Into The Distance Tuesday. One of the small bottles of sake last night, a nice buzz, to bed early, up early, back from breakfast at the usual place. How many times have I said that: back from breakfast at the usual place? I'm in a rut, right? Well, that's why ruts are more nuanced than we think. (Screed in favor of ruts follows.) I LIKE having breakfast at the usual place and don't look forward to the day when inflation and age have wiped out my retirement funds and I can no longer afford it. Still, that will be the time to find another nice comfortable morning rut, make breakfast at home in a comfortable chair, reading the papers (if papers still exist and I can afford the subscription) and writing about it here. You, of course, will have long gone to more interesting places, but I'm OK with that. Remember, any day is a good day you can get up and tie your own shoes (the pronouncement of the wise Mr. N many years past) and my pull on shoes don't have laces.
We are in a good mood?
I think so. I need to get Ms. Emmy some more of that Frontline stuff as she's starting to scratch every now and then. This is the time of year for it. They get in the apartment somehow, not sure how, but Frontline seems to get rid of them without shortening her life by more than a couple of years. Better living, even for cats, through chemistry. That and maybe get the car washed, although it's overcast at the moment and just might rain. The forecast is for partly cloudy, sunny through the rest of the week, so I'll go with washed. Saying it, of course, doesn't mean it will happen today, you understand, here at Chalet Prop, but soon, I would think.
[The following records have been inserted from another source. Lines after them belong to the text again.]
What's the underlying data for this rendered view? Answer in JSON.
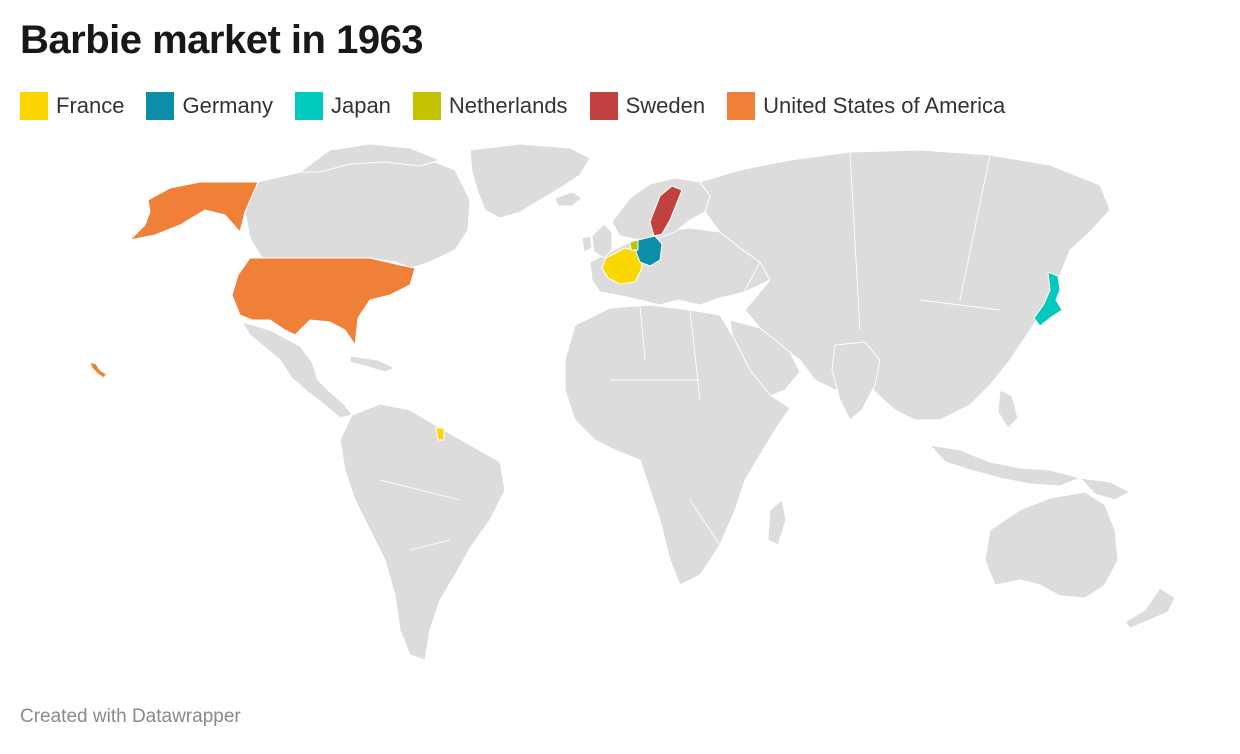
{
  "title": "Barbie market in 1963",
  "legend": [
    {
      "label": "France",
      "color": "#fad700"
    },
    {
      "label": "Germany",
      "color": "#0b8ea8"
    },
    {
      "label": "Japan",
      "color": "#00c9bd"
    },
    {
      "label": "Netherlands",
      "color": "#c3c200"
    },
    {
      "label": "Sweden",
      "color": "#c0413e"
    },
    {
      "label": "United States of America",
      "color": "#f08038"
    }
  ],
  "map": {
    "base_color": "#dcdcdc",
    "highlighted_countries": [
      "France",
      "Germany",
      "Japan",
      "Netherlands",
      "Sweden",
      "United States of America"
    ]
  },
  "footer": "Created with Datawrapper"
}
How could I not be in a good mood?
Later. I got word Steve Flesher died of a heart attack Saturday. A friend in the old company stationed at the port facility in Seattle, holding on as best he could to get in another year in this rat race before retiring. We had dinner in May when he was in Oakland for a regional meeting. He's known he's had a bad heart for some time and he's been carrying way too much weight for what I suspect has been most of his life - a classic example of a heart attack waiting to happen - but shit, what terrible timing. Sometimes putting off retirement, gritting your teeth for that one last year, those few last years, in order to build a bank account big enough to retire makes no sense. Sometimes you cut and run.
It puts a face on this financial crisis, makes me wonder if he's been watching his 401k sink these last several months, realizing his plan to retire this February was evaporating and the stress didn't do him any good. I bitch about going overboard on the sake and not getting in my walking, but I do that for a reason. I've outlived my own father by ten years, wondered when I was younger if I'd ever reach something called retirement - yes, he had issues I don't have - but something like this jerks your head around and gives you a clearer view of the world and how to put some of it in context.
And this will cause you to make changes?
No, men are fools and we believe the rules don't really apply. When the time comes we just kind of wander off into the distance.